Ethical approval and consent were not required as this study was based on publicly available data. The National Center for Health Statistics (NCHS) Ethics Review Board reviews the content of the National Ambulatory Medical Care Surveys to ensure compliance with NCHS practices and procedures. Additional information can be found on www.cdc.gov/nchs/ahcd/index.htm. The National Ambulatory Medical Care Surveys fall under Title 42, US Code, section 242K, which permits data collection for health research. NCHS will not disclose responses in identifiable form without the consent of the individual or establishment in accordance with section 308(d) of the Public Health Service Act and the Confidential Information Protection and Statistical Efficiency Act of 2018. Additional information can be found on www.cdc.gov/nchs/ahcd/index.htm.

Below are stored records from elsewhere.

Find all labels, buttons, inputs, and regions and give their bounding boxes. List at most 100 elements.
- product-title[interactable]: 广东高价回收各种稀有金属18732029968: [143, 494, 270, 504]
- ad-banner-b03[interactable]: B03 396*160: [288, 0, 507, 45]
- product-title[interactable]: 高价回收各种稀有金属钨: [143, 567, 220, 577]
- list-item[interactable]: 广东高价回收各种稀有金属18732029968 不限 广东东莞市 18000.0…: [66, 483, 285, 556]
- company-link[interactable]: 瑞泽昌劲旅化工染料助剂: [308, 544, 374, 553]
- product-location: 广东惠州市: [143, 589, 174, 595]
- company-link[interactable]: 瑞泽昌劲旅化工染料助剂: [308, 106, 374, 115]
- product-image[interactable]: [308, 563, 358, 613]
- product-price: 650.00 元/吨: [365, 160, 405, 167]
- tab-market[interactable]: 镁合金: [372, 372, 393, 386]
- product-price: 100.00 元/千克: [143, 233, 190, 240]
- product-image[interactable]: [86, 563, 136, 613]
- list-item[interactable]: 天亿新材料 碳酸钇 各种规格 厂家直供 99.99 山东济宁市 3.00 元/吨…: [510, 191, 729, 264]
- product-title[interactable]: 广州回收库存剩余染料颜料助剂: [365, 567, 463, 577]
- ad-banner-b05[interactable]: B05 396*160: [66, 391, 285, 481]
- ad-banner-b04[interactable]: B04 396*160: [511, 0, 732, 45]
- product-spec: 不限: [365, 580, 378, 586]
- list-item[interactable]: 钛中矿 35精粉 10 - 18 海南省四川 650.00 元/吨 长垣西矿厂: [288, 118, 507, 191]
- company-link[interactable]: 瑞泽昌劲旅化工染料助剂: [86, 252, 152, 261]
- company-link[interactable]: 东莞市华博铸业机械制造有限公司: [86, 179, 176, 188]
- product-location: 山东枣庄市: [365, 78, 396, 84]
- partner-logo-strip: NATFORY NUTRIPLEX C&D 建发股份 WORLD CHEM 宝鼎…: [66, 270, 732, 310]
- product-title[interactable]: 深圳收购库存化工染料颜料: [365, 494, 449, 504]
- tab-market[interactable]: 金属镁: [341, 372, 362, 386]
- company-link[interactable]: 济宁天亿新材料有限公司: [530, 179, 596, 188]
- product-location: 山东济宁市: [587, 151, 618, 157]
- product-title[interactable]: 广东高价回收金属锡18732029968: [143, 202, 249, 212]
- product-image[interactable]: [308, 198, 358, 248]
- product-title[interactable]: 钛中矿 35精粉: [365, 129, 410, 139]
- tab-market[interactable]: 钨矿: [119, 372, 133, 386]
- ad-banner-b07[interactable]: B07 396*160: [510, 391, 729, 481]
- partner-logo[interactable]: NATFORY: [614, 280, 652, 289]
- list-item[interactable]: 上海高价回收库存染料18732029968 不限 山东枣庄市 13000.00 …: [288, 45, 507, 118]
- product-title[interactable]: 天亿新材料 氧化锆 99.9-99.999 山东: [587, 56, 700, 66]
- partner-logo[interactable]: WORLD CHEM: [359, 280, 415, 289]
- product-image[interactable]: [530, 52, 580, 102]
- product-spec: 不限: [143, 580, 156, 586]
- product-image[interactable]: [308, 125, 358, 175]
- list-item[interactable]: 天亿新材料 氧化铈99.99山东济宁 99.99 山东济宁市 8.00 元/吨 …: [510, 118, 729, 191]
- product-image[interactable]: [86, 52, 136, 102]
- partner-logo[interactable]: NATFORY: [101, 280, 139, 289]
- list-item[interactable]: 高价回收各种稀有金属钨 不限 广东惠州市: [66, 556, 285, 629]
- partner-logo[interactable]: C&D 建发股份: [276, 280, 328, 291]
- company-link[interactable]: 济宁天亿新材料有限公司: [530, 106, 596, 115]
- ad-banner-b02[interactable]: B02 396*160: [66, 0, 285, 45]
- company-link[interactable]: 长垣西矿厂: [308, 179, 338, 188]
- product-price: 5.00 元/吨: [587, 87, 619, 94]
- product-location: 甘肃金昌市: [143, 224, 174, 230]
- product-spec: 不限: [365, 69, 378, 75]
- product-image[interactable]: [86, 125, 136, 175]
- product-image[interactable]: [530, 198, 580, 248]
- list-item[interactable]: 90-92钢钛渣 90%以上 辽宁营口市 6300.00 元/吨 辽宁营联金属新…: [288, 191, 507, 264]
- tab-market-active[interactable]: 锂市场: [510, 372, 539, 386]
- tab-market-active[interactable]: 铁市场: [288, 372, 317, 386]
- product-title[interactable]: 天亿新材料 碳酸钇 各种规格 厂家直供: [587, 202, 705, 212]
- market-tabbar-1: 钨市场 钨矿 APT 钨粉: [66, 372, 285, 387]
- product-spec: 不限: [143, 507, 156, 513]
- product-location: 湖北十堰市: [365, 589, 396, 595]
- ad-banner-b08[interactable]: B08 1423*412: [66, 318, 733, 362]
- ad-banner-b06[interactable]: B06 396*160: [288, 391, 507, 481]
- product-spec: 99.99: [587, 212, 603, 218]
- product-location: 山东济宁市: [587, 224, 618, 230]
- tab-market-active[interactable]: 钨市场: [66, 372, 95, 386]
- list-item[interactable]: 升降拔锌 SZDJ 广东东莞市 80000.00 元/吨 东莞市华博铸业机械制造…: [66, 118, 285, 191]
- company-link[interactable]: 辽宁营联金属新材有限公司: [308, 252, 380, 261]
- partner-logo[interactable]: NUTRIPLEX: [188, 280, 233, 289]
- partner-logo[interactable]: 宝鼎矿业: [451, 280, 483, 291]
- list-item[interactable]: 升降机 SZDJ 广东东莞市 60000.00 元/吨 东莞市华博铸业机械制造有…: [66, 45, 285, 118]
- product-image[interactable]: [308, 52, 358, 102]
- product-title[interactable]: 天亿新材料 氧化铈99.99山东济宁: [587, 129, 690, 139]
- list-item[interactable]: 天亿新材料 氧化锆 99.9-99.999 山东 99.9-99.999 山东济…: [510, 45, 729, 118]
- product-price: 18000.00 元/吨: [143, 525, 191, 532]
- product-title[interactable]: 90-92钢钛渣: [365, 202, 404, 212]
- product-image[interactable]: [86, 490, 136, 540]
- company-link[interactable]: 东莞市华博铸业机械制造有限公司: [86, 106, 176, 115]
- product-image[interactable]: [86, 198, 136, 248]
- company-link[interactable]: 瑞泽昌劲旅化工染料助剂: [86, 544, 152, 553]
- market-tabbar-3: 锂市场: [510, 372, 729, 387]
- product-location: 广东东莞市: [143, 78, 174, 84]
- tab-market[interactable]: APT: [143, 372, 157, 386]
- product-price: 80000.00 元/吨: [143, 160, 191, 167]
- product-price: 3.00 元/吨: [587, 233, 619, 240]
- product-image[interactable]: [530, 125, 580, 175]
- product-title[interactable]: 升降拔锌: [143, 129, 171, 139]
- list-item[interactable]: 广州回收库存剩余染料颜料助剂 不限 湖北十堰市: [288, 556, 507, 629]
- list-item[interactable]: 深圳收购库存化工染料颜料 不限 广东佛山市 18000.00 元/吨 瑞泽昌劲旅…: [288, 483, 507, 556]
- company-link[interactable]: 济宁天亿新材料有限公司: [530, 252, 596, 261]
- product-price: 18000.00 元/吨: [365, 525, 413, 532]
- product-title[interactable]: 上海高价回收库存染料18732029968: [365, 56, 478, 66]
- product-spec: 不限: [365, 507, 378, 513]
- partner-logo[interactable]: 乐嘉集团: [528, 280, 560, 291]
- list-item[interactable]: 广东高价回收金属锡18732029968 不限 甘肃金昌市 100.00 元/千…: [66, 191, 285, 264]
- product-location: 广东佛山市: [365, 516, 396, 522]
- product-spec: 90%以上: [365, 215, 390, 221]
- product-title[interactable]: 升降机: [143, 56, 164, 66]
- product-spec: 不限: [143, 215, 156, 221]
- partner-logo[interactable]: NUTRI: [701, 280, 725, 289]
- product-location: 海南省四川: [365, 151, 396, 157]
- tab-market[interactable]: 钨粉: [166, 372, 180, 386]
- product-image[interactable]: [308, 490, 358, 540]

Conflict of Interest Statement

Jennifer L. Hsiao is on the board of directors for the Hidradenitis Suppurativa Foundation; has served as a consultant for Boehringer Ingelheim, Novartis, and UCB; and has served as a consultant and speaker for AbbVie. Vivian Y. Shi is on the board of directors for the Hidradenitis Suppurativa Foundation (HSF); is a stock shareholder of Learn Health; and has served as an advisory board member, investigator, speaker, and/or received research funding from Sanofi Genzyme, Regeneron, AbbVie, Eli Lilly, Novartis, SUN Pharma, LEO Pharma, Pfizer, Incyte, Boehringer Ingelheim, Aristea Therapeutics, Menlo Therapeutics, Dermira, Burt’s Bees, Galderma, Kiniksa, UCB, WebMD, TARGET Pharmasolutions, Altus Lab, MYOR, Polyfin, GpSkin, and Skin Actives Scientific. There was no financial transaction for the preparation of this manuscript. All other authors report no conflicts of interest.

Funding Sources

This article has no funding source.

Author Contributions

Terri Shih and Jonathan Rick completed data analysis. Terri Shih and Devea R. De drafted the manuscript. Jonathan Rick, Vivian Shi, and Jennifer Hsiao edited and reviewed the manuscript. Vivian Shi and Jennifer Hsiao conceptualized and led the project.

Data Availability Statement

All data files are available from publicly available websites accessible through the CDC website, www.cdc.gov/nchs/ahcd/index.htm. Further inquiries can be directed to the corresponding author.